9. 3. 2. Effets des ruptures sur le ressenti : liaisons et déliaisons

Nous avions émis l’hypothèse que l’expérience subjective renforçait l’identification des signaux en termes de ressenti. Se faire comprendre et comprendre chemine alors par l’élaboration d’un véritable langage privé qui associe les émotions de l’enfant et celles du partenaire. Il y aurait des éléments discriminants en fonction des deux positions, parents ou professionnels.

Effectivement, nous avons trouvé plus de résonance émotionnelle chez les parents en référence aux nombreux processus d’imitation évoqués fréquemment dans leur propos. Par rapport aux dessins, selon la « théorie des effecteurs » de Bloch et le modèle empathique de l’échoïsation de Cosnier, le nombre de visages dessinés et la spécificité des détails font appel au ressenti de celui qui effectue le dessin tout autant qu’aux perceptions objectives : on attribue à l’autre ce que l’on ressent soi-même.

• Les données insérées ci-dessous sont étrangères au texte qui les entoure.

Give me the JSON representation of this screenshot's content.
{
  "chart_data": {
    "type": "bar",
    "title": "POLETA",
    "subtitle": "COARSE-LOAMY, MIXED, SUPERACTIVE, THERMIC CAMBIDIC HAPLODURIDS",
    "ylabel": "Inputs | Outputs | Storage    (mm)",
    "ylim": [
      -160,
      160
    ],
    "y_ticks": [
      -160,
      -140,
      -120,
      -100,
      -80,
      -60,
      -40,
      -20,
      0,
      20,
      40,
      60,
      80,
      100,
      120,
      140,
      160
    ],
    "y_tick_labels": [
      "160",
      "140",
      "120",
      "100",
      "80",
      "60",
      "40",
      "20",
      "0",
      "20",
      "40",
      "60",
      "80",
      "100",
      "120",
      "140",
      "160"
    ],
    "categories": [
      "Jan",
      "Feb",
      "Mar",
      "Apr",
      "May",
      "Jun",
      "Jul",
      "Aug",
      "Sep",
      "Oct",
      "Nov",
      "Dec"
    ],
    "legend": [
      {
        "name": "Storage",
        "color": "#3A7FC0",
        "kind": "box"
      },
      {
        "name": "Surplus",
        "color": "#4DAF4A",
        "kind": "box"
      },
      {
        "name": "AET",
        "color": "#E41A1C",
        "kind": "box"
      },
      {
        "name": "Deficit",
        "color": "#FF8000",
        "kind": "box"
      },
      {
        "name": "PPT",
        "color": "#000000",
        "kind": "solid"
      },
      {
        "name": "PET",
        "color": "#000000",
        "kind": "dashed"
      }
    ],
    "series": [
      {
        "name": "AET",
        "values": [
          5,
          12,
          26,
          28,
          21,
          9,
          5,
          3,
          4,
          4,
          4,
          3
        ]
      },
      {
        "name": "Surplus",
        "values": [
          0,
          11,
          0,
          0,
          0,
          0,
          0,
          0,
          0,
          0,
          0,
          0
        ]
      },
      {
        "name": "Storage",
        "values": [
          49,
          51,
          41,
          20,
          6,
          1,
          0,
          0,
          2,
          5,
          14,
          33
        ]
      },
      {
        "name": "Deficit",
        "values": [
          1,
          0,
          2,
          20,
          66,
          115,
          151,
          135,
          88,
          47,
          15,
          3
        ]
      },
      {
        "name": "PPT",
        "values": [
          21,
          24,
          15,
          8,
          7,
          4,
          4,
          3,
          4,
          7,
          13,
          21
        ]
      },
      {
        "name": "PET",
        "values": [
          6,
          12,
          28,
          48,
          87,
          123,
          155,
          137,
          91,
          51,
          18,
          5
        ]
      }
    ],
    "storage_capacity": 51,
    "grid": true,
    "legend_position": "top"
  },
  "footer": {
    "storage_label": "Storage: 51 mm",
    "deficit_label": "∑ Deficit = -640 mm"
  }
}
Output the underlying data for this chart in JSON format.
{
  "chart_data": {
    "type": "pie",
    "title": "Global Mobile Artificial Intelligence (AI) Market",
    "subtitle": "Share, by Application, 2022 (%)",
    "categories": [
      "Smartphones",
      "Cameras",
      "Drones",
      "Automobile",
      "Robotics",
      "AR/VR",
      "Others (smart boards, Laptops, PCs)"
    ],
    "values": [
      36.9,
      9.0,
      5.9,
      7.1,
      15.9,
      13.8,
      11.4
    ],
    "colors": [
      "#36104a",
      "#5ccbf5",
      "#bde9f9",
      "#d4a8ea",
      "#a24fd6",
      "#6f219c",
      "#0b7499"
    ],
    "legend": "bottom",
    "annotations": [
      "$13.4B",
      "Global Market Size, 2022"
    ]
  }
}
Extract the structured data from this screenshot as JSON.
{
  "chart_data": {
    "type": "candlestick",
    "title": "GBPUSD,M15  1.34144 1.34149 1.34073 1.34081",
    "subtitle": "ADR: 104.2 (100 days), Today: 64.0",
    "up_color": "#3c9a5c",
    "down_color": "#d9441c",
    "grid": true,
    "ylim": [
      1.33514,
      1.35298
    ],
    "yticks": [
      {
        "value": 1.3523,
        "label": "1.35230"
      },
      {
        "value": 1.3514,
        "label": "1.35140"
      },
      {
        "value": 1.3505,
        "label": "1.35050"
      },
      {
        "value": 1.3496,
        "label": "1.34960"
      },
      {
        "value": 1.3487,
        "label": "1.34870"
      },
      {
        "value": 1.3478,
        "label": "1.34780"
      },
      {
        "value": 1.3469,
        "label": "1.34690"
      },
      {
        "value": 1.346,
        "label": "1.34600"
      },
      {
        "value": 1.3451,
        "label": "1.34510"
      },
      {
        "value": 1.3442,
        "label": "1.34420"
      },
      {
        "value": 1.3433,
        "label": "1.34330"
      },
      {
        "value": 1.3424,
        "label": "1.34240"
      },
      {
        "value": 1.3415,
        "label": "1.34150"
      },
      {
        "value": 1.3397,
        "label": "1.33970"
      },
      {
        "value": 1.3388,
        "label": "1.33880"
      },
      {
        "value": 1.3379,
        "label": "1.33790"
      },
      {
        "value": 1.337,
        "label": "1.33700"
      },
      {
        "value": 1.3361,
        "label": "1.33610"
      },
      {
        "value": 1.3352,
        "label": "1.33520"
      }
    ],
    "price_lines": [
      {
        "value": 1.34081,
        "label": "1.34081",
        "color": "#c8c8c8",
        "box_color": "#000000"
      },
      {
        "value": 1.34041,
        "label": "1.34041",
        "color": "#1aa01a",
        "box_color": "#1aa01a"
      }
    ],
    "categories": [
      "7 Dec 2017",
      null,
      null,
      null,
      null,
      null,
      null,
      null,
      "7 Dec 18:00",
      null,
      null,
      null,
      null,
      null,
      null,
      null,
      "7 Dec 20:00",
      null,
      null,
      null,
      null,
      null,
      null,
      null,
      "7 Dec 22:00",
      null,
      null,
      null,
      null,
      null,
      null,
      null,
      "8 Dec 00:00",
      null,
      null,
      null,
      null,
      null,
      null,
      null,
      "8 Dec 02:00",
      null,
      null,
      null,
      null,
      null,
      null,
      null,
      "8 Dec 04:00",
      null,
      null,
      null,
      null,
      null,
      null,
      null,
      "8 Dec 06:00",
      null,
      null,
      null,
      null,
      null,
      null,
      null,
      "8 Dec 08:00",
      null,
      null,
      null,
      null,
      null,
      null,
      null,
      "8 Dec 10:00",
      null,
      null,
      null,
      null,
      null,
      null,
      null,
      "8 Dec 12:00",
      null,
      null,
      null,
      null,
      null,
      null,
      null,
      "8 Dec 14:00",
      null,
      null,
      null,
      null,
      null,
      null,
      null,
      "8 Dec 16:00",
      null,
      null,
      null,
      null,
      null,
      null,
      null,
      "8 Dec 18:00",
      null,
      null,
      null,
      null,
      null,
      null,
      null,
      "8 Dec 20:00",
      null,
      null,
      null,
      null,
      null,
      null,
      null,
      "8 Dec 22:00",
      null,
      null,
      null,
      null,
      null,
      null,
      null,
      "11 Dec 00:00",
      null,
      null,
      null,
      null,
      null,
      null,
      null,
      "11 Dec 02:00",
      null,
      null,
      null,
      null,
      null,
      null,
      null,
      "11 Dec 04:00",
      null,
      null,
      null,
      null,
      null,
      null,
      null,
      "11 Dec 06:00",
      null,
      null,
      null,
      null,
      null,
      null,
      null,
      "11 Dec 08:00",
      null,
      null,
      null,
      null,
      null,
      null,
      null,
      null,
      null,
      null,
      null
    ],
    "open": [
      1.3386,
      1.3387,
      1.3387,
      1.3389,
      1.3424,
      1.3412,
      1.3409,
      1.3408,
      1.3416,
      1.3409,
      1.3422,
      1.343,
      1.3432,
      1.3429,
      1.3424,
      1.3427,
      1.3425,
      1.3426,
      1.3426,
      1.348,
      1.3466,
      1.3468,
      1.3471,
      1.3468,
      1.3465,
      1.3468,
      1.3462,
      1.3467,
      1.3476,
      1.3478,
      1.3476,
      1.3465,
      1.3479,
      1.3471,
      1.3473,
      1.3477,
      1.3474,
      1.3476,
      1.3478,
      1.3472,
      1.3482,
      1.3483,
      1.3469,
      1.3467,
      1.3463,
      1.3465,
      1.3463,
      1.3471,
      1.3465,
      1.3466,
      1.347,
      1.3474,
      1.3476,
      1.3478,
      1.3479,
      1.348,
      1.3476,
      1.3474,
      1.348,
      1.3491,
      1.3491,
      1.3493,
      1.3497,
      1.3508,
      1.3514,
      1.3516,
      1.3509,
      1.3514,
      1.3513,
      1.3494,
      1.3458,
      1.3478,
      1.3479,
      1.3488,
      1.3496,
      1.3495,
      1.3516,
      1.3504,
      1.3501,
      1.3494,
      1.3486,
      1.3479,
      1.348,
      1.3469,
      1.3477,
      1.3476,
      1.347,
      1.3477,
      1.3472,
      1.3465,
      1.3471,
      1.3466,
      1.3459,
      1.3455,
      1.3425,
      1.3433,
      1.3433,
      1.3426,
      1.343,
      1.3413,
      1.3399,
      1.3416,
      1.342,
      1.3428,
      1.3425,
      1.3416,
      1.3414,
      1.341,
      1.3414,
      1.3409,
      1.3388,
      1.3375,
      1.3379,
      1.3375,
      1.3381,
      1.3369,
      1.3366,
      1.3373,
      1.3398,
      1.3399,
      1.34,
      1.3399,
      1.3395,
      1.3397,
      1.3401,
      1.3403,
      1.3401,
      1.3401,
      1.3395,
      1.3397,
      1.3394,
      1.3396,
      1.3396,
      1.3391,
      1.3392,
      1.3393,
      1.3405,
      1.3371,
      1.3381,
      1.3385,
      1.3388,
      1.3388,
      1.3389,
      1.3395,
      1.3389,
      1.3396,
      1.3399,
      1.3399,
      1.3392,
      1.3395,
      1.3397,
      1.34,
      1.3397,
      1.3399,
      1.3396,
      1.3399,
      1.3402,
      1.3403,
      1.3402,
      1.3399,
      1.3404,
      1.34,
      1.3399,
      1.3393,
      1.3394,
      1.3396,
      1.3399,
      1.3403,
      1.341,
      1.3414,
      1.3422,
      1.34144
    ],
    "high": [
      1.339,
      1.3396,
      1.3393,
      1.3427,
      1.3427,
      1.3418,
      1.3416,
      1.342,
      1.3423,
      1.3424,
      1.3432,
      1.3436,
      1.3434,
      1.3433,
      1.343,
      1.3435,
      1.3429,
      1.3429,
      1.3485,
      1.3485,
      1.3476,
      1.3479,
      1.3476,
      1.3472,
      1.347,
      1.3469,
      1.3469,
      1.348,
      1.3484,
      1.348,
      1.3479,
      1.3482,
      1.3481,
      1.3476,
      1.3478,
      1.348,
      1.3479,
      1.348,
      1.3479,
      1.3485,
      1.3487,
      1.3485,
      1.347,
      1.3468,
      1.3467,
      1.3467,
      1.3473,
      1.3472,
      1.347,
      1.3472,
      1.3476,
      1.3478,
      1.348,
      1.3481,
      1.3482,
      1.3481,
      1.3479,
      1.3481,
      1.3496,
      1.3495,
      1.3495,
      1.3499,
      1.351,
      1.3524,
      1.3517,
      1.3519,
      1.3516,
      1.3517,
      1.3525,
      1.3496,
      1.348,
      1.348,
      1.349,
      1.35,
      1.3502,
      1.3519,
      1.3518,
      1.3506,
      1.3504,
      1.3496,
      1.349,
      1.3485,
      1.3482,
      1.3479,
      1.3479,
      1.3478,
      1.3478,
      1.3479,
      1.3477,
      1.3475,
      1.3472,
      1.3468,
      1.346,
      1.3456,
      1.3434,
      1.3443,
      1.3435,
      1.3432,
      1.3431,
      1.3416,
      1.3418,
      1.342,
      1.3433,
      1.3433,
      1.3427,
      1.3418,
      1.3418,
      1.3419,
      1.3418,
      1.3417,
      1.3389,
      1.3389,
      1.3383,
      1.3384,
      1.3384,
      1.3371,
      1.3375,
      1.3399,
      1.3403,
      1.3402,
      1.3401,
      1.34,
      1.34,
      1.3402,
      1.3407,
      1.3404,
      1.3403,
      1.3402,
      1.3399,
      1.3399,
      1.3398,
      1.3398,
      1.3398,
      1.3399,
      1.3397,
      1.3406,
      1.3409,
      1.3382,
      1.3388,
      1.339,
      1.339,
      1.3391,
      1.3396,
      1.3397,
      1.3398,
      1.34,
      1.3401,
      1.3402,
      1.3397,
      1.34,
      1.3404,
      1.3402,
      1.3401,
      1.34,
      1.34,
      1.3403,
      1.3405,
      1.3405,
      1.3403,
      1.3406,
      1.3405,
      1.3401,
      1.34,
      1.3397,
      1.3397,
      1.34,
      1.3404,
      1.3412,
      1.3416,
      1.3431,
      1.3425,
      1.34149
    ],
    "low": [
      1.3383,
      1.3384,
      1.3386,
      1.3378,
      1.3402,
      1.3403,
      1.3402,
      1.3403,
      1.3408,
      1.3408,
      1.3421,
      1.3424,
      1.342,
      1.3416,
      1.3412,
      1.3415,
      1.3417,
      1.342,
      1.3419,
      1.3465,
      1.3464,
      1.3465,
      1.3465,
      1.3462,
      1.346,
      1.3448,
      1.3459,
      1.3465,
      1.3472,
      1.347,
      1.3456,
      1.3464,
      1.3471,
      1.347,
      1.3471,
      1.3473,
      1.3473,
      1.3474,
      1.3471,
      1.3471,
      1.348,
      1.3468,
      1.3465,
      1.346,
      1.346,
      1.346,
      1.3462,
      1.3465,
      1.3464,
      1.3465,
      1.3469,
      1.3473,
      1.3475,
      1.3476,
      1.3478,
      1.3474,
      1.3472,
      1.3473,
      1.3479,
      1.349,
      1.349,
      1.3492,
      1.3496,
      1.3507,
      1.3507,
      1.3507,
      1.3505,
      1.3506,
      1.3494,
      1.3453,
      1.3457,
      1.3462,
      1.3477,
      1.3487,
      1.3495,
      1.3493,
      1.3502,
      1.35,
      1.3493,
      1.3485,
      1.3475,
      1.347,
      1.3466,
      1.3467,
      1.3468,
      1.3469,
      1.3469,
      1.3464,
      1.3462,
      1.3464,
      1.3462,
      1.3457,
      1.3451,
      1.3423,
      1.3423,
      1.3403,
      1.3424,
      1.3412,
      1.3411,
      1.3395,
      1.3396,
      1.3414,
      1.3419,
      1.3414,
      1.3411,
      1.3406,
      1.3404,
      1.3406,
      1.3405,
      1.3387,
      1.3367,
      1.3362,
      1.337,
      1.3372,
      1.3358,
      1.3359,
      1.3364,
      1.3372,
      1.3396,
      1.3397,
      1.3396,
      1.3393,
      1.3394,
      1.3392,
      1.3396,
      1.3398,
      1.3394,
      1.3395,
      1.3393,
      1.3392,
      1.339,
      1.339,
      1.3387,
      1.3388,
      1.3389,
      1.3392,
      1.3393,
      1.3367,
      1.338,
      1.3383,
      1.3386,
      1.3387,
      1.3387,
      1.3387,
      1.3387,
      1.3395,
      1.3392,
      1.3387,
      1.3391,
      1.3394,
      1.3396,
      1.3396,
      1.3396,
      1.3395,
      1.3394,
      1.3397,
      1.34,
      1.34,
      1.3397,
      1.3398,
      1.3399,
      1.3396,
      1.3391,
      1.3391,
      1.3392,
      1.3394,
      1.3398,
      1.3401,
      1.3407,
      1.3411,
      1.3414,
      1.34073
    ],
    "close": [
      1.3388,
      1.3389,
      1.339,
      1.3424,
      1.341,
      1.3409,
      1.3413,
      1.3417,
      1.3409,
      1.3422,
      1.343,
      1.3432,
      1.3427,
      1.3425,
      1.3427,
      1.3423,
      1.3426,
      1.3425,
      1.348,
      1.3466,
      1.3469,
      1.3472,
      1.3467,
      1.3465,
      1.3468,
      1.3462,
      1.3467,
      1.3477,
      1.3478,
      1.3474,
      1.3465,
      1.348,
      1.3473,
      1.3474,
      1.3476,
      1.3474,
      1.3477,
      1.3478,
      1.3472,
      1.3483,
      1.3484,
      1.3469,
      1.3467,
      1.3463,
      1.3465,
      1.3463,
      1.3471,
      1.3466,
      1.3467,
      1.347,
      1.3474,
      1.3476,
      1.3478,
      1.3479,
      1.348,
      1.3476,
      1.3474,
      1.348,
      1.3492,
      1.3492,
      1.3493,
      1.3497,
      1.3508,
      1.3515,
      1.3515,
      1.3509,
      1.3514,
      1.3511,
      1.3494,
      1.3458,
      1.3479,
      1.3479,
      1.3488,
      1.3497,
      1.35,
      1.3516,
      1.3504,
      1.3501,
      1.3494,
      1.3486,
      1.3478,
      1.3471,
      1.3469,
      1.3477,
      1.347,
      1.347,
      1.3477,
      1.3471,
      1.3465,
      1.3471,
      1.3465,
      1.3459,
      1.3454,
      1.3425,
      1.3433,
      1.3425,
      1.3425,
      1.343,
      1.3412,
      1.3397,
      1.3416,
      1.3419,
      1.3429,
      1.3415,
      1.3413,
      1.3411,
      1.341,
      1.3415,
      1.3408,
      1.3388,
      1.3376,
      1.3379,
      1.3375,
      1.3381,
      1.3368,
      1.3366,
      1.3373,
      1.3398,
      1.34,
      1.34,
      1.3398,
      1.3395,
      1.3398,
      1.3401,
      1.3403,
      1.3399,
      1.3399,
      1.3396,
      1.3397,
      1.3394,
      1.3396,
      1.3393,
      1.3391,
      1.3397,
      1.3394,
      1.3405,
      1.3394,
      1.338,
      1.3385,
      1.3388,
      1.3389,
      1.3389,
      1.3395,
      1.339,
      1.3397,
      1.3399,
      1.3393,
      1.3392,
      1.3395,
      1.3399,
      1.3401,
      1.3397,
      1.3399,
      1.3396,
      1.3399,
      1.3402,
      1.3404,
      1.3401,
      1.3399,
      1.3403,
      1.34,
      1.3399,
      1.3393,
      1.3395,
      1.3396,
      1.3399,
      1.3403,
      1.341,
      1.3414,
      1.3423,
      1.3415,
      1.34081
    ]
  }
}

Aussi nous pouvons supposer que le ressenti maternel est différent de celui des soignants et que le décodage dépend du ressenti et de la place du partenaire. Cependant, Il y a des difficultés chez les soignants et les parents à évoquer leurs propres éprouvés. Lorsque l’éprouvé est abordé, il est confondu avec celui de l’enfant chez les mères, probablement en relation avec une attitude fusionnelle.

Par ailleurs, ces dernières évoquent aussi les capacités de l’enfant à imiter et confient que c’est pour elles un moyen de communication primaire qu’elles considèrent comme un langage.

Les professionnels, de leur côté, utilisent des autoréférences corporelles au moyen d’imitations de l’enfant dans l’entretien même sans verbalisation, pour tenter de décrire ses expressions émotionnelles. Ces imitations sont peut-être des tentatives d’entrer dans le monde énigmatique de l’enfant, dans une recherche de communication. Par ailleurs la prédominance groupale, à rapprocher du concept d’équipe est très présente dans leur discours et dans leur référence professionnelle, permettant de constituer des processus de réassurance.

Des mécanismes de défense visent à mettre à distance l’empathie. On pourrait les rapprocher d’un sentiment de peur et une angoisse par rapport à des identifications impossibles. Ceci nous incite à questionner la notion de partage en interrogeant de ce fait les caractères indifférenciés des liens, dans la fusion ou au contraire la distanciation défensive, voire la fuite de la relation.

Nous avons d’abord supposé que les caractéristiques de compréhension étaient liées à la capacité persistante de l’enfant polyhandicapé à maintenir des modes de communication de bébé, bien au-delà de la petite enfance. Ces compétences découlent probablement de la « dépendance active émotionnelle mutuelle ». Elles sont révélées par la relation empathique, historicisée chez les parents ou tout simplement par la proximité quotidienne avec l’enfant chez les professionnels qui connaissent bien l’enfant. Il s’avère que cette hypothèse reflète imparfaitement le monde du polyhandicapé, en particulier par le fait qu’un bébé enfant et adolescent puisse susciter des sentiments ambivalents. Mais c’est surtout au niveau des perturbations entraînées par les difficultés de correspondances et de liaison entre différents domaines de sensorialités, de perception et de mémoire que s’emboîtent les difficultés. La correspondance entre ces domaines mémo-sensori-perceptifs pose le problème de la constitution de l’image unifiée comme figure possible de l’objet dans la chaîne des échanges. Les mécanismes relatifs à une grande implication émotionnelle nous apparaissent comme étant associés à une fonction désobjectalisante. Les effets de rupture dans la communication, autour du vécu et des modes spécifiques de relation de ces enfants, notamment les difficultés de correspondance entre les gestes, les sons et les regards altèrent la perception par les familiers de la signification des émotions et de leur intentionnalité.